You have mentioned in an earlier text that you weren’t quite sure whether you wanted to be a documentary or an artistic photographer. Do you know now?

Yes, now I know what kind of images I want. In my pictures, I want to tell stories as filtered through my personal vision. My intention is to combine photojournalism and artistic research. I believe each can benefit from the fusion with the other.

Are you working on any new projects? What would you like to do in your future?

I’m working on a project about the economic crisis in Italy, a series of portraits to tell the stories and feelings of those who had to change their lives because of the economic downturns, an exploration of how professional uncertainty influences the existential and intimate space of those who experience it.

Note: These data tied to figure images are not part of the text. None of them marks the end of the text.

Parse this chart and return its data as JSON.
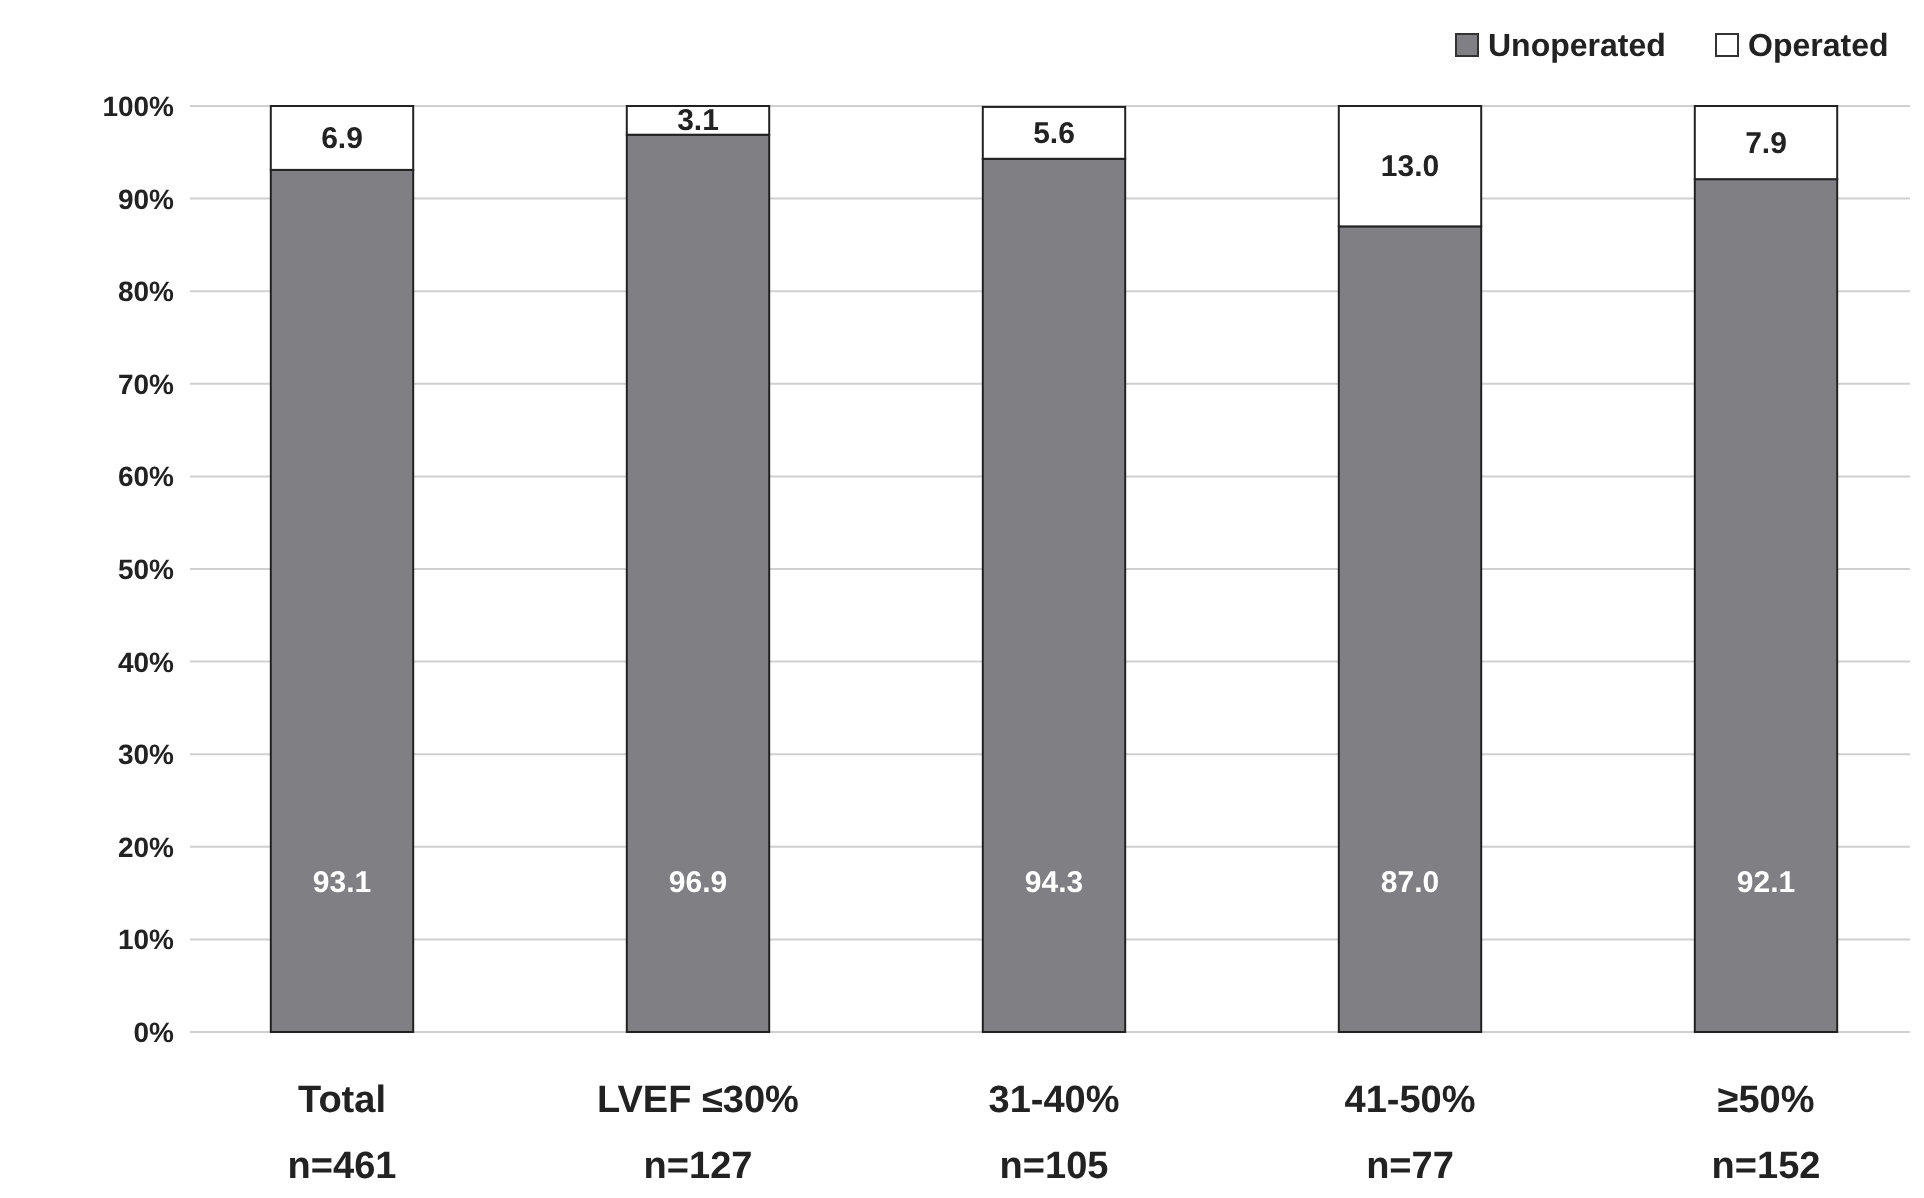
{
  "chart_data": {
    "type": "bar",
    "stacked": true,
    "categories": [
      "Total\nn=461",
      "LVEF ≤30%\nn=127",
      "31-40%\nn=105",
      "41-50%\nn=77",
      "≥50%\nn=152"
    ],
    "series": [
      {
        "name": "Unoperated",
        "color": "#7f7f84",
        "values": [
          93.1,
          96.9,
          94.3,
          87.0,
          92.1
        ],
        "value_labels": [
          "93.1",
          "96.9",
          "94.3",
          "87.0",
          "92.1"
        ]
      },
      {
        "name": "Operated",
        "color": "#ffffff",
        "values": [
          6.9,
          3.1,
          5.6,
          13.0,
          7.9
        ],
        "value_labels": [
          "6.9",
          "3.1",
          "5.6",
          "13.0",
          "7.9"
        ]
      }
    ],
    "ylim": [
      0,
      100
    ],
    "yticks": [
      {
        "value": 0,
        "label": "0%"
      },
      {
        "value": 10,
        "label": "10%"
      },
      {
        "value": 20,
        "label": "20%"
      },
      {
        "value": 30,
        "label": "30%"
      },
      {
        "value": 40,
        "label": "40%"
      },
      {
        "value": 50,
        "label": "50%"
      },
      {
        "value": 60,
        "label": "60%"
      },
      {
        "value": 70,
        "label": "70%"
      },
      {
        "value": 80,
        "label": "80%"
      },
      {
        "value": 90,
        "label": "90%"
      },
      {
        "value": 100,
        "label": "100%"
      }
    ],
    "grid": "y",
    "legend": "top right"
  }
}
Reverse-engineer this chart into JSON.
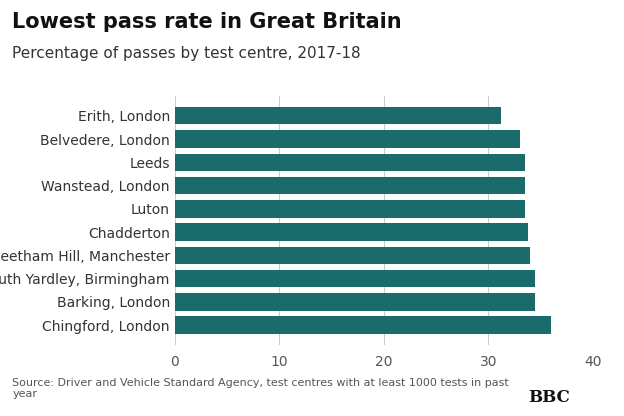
{
  "title": "Lowest pass rate in Great Britain",
  "subtitle": "Percentage of passes by test centre, 2017-18",
  "categories": [
    "Chingford, London",
    "Barking, London",
    "South Yardley, Birmingham",
    "Cheetham Hill, Manchester",
    "Chadderton",
    "Luton",
    "Wanstead, London",
    "Leeds",
    "Belvedere, London",
    "Erith, London"
  ],
  "values": [
    36.0,
    34.5,
    34.5,
    34.0,
    33.8,
    33.5,
    33.5,
    33.5,
    33.0,
    31.2
  ],
  "bar_color": "#1a6b6b",
  "xlim": [
    0,
    40
  ],
  "xticks": [
    0,
    10,
    20,
    30,
    40
  ],
  "source_text": "Source: Driver and Vehicle Standard Agency, test centres with at least 1000 tests in past\nyear",
  "background_color": "#ffffff",
  "title_fontsize": 15,
  "subtitle_fontsize": 11,
  "tick_fontsize": 10,
  "label_fontsize": 10,
  "source_fontsize": 8,
  "bar_gap": 0.15
}
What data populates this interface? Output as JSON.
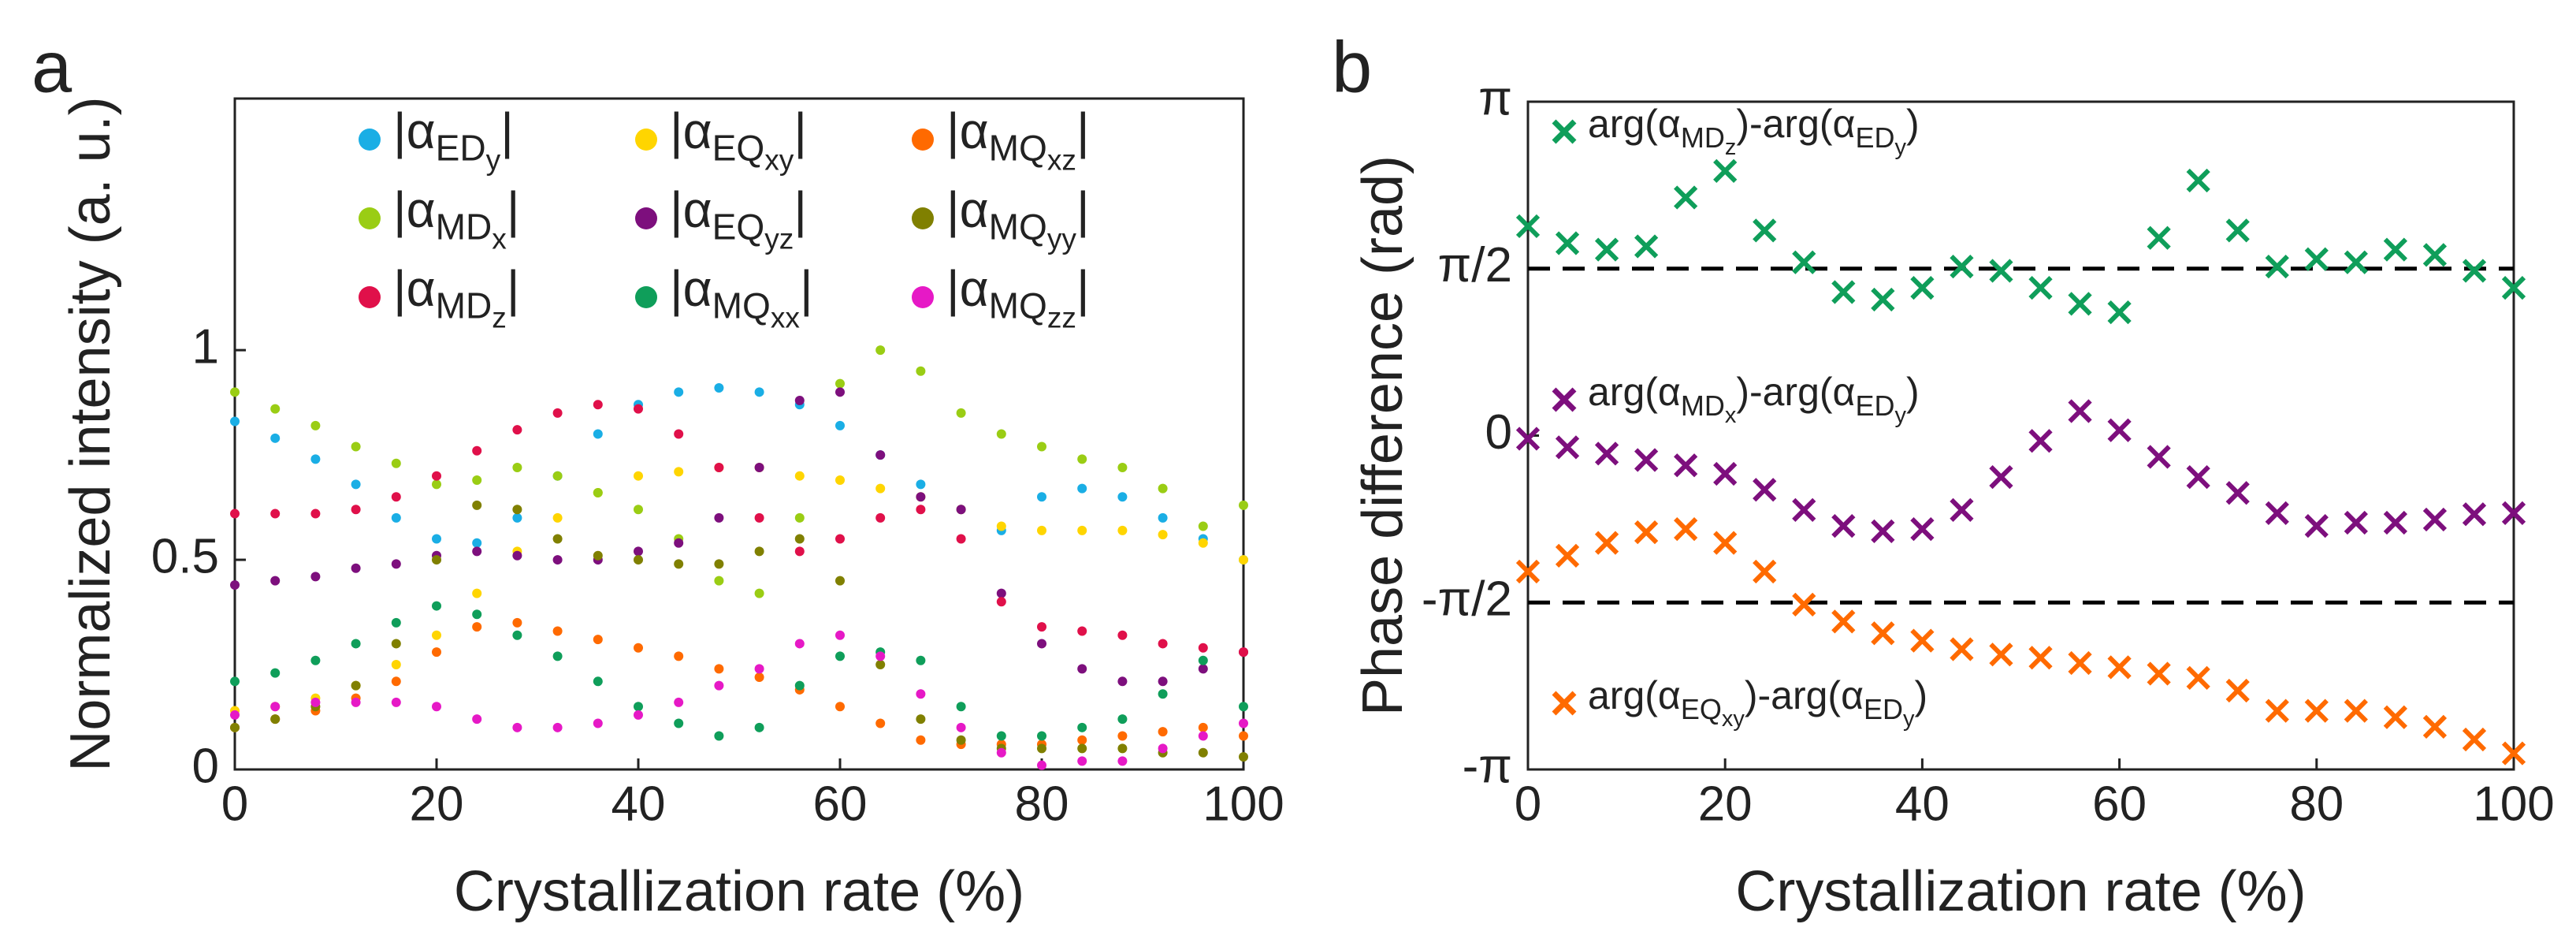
{
  "chart_data": [
    {
      "type": "scatter",
      "marker": "dot",
      "panel_label": "a",
      "xlabel": "Crystallization rate (%)",
      "ylabel": "Normalized intensity (a. u.)",
      "xlim": [
        0,
        100
      ],
      "ylim": [
        0,
        1.6
      ],
      "xticks": [
        0,
        20,
        40,
        60,
        80,
        100
      ],
      "yticks": [
        0,
        0.5,
        1
      ],
      "x": [
        0,
        4,
        8,
        12,
        16,
        20,
        24,
        28,
        32,
        36,
        40,
        44,
        48,
        52,
        56,
        60,
        64,
        68,
        72,
        76,
        80,
        84,
        88,
        92,
        96,
        100
      ],
      "series": [
        {
          "name": "|αEDy|",
          "color": "#1aaee5",
          "values": [
            0.83,
            0.79,
            0.74,
            0.68,
            0.6,
            0.55,
            0.54,
            0.6,
            0.7,
            0.8,
            0.87,
            0.9,
            0.91,
            0.9,
            0.87,
            0.82,
            0.75,
            0.68,
            0.62,
            0.57,
            0.65,
            0.67,
            0.65,
            0.6,
            0.55,
            0.5
          ]
        },
        {
          "name": "|αEQxy|",
          "color": "#ffd500",
          "values": [
            0.14,
            0.15,
            0.17,
            0.2,
            0.25,
            0.32,
            0.42,
            0.52,
            0.6,
            0.66,
            0.7,
            0.71,
            0.72,
            0.72,
            0.7,
            0.69,
            0.67,
            0.65,
            0.62,
            0.58,
            0.57,
            0.57,
            0.57,
            0.56,
            0.54,
            0.5
          ]
        },
        {
          "name": "|αMQxz|",
          "color": "#ff6a00",
          "values": [
            0.1,
            0.12,
            0.14,
            0.17,
            0.21,
            0.28,
            0.34,
            0.35,
            0.33,
            0.31,
            0.29,
            0.27,
            0.24,
            0.22,
            0.19,
            0.15,
            0.11,
            0.07,
            0.06,
            0.06,
            0.06,
            0.07,
            0.08,
            0.09,
            0.1,
            0.08
          ]
        },
        {
          "name": "|αMDx|",
          "color": "#9acd14",
          "values": [
            0.9,
            0.86,
            0.82,
            0.77,
            0.73,
            0.68,
            0.69,
            0.72,
            0.7,
            0.66,
            0.62,
            0.55,
            0.45,
            0.42,
            0.6,
            0.92,
            1.0,
            0.95,
            0.85,
            0.8,
            0.77,
            0.74,
            0.72,
            0.67,
            0.58,
            0.63
          ]
        },
        {
          "name": "|αEQyz|",
          "color": "#7d0f7d",
          "values": [
            0.44,
            0.45,
            0.46,
            0.48,
            0.49,
            0.51,
            0.52,
            0.51,
            0.5,
            0.5,
            0.52,
            0.54,
            0.6,
            0.72,
            0.88,
            0.9,
            0.75,
            0.65,
            0.62,
            0.42,
            0.3,
            0.24,
            0.21,
            0.21,
            0.24,
            0.28
          ]
        },
        {
          "name": "|αMQyy|",
          "color": "#808000",
          "values": [
            0.1,
            0.12,
            0.15,
            0.2,
            0.3,
            0.5,
            0.63,
            0.62,
            0.55,
            0.51,
            0.5,
            0.49,
            0.49,
            0.52,
            0.55,
            0.45,
            0.25,
            0.12,
            0.07,
            0.05,
            0.05,
            0.05,
            0.05,
            0.04,
            0.04,
            0.03
          ]
        },
        {
          "name": "|αMDz|",
          "color": "#e0104a",
          "values": [
            0.61,
            0.61,
            0.61,
            0.62,
            0.65,
            0.7,
            0.76,
            0.81,
            0.85,
            0.87,
            0.86,
            0.8,
            0.72,
            0.6,
            0.52,
            0.55,
            0.6,
            0.62,
            0.55,
            0.4,
            0.34,
            0.33,
            0.32,
            0.3,
            0.29,
            0.28
          ]
        },
        {
          "name": "|αMQxx|",
          "color": "#0f9e5a",
          "values": [
            0.21,
            0.23,
            0.26,
            0.3,
            0.35,
            0.39,
            0.37,
            0.32,
            0.27,
            0.21,
            0.15,
            0.11,
            0.08,
            0.1,
            0.2,
            0.27,
            0.28,
            0.26,
            0.15,
            0.08,
            0.08,
            0.1,
            0.12,
            0.18,
            0.26,
            0.15
          ]
        },
        {
          "name": "|αMQzz|",
          "color": "#e619c6",
          "values": [
            0.13,
            0.15,
            0.16,
            0.16,
            0.16,
            0.15,
            0.12,
            0.1,
            0.1,
            0.11,
            0.13,
            0.16,
            0.2,
            0.24,
            0.3,
            0.32,
            0.27,
            0.18,
            0.1,
            0.04,
            0.01,
            0.02,
            0.02,
            0.05,
            0.08,
            0.11
          ]
        }
      ]
    },
    {
      "type": "scatter",
      "marker": "cross",
      "panel_label": "b",
      "xlabel": "Crystallization rate (%)",
      "ylabel": "Phase difference (rad)",
      "xlim": [
        0,
        100
      ],
      "ylim": [
        -3.1416,
        3.1416
      ],
      "xticks": [
        0,
        20,
        40,
        60,
        80,
        100
      ],
      "yticks": [
        {
          "value": -3.1416,
          "label": "-π"
        },
        {
          "value": -1.5708,
          "label": "-π/2"
        },
        0,
        {
          "value": 1.5708,
          "label": "π/2"
        },
        {
          "value": 3.1416,
          "label": "π"
        }
      ],
      "hlines": [
        1.5708,
        -1.5708
      ],
      "x": [
        0,
        4,
        8,
        12,
        16,
        20,
        24,
        28,
        32,
        36,
        40,
        44,
        48,
        52,
        56,
        60,
        64,
        68,
        72,
        76,
        80,
        84,
        88,
        92,
        96,
        100
      ],
      "series": [
        {
          "name": "arg(αMDz)-arg(αEDy)",
          "color": "#0f9e5a",
          "values": [
            1.97,
            1.81,
            1.75,
            1.78,
            2.24,
            2.49,
            1.93,
            1.63,
            1.35,
            1.28,
            1.39,
            1.59,
            1.55,
            1.39,
            1.24,
            1.16,
            1.86,
            2.4,
            1.93,
            1.59,
            1.66,
            1.63,
            1.75,
            1.7,
            1.55,
            1.39
          ]
        },
        {
          "name": "arg(αMDx)-arg(αEDy)",
          "color": "#7d0f7d",
          "values": [
            -0.03,
            -0.11,
            -0.17,
            -0.23,
            -0.28,
            -0.36,
            -0.51,
            -0.7,
            -0.85,
            -0.9,
            -0.88,
            -0.7,
            -0.39,
            -0.05,
            0.23,
            0.05,
            -0.2,
            -0.39,
            -0.54,
            -0.73,
            -0.85,
            -0.82,
            -0.82,
            -0.79,
            -0.74,
            -0.73
          ]
        },
        {
          "name": "arg(αEQxy)-arg(αEDy)",
          "color": "#ff6a00",
          "values": [
            -1.28,
            -1.13,
            -1.01,
            -0.91,
            -0.88,
            -1.01,
            -1.28,
            -1.59,
            -1.75,
            -1.86,
            -1.93,
            -2.01,
            -2.06,
            -2.09,
            -2.14,
            -2.18,
            -2.24,
            -2.28,
            -2.4,
            -2.59,
            -2.59,
            -2.59,
            -2.65,
            -2.74,
            -2.86,
            -2.99
          ]
        }
      ]
    }
  ]
}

Pick  one of your photographs and share something we can’t see in the picture with us.

Asankojo © Martina Cirese

Every time I look at this picture, it reminds me of everything that Asankojo meant to me.

Asan and I were in Budapest. That day we had a very big fight: he didn’t talk to me for 24 hours, and got out of the house in the morning without saying anything. I spent hours walking in the places he had showed me over the previous days – the places in the city he had lived in for years that were dearest to him – hoping I would meet him. At the sunset, tired, I walked into a cafe Asan would often go to. He was there, on the top floor, in a seat from where he could look out onto the street – he loved writing while watching places from a high vantage point. I tried to talk to him and put an end to that speechless fight. But he didn’t reply. He waited for a few minutes, then he left. I followed him in the street, taking pictures of him: then and there, it was the only way we both knew and understand through which I could interact with him.

In front of that door, Asan stopped. He looked at me, but then it seemed like his thoughts began to wander, as if he was looking through me and I wasn’t there in front of him at all. Then he left again. I photographed him while he was walking away.

In this picture, I recognize Asan’s need to know himself completely, to go past his limits and come to terms with himself in the sincerest way possible: in that very moment, in the streets of Budapest, at night time and in the silence, me and my camera.

Thank you Martina for this interview!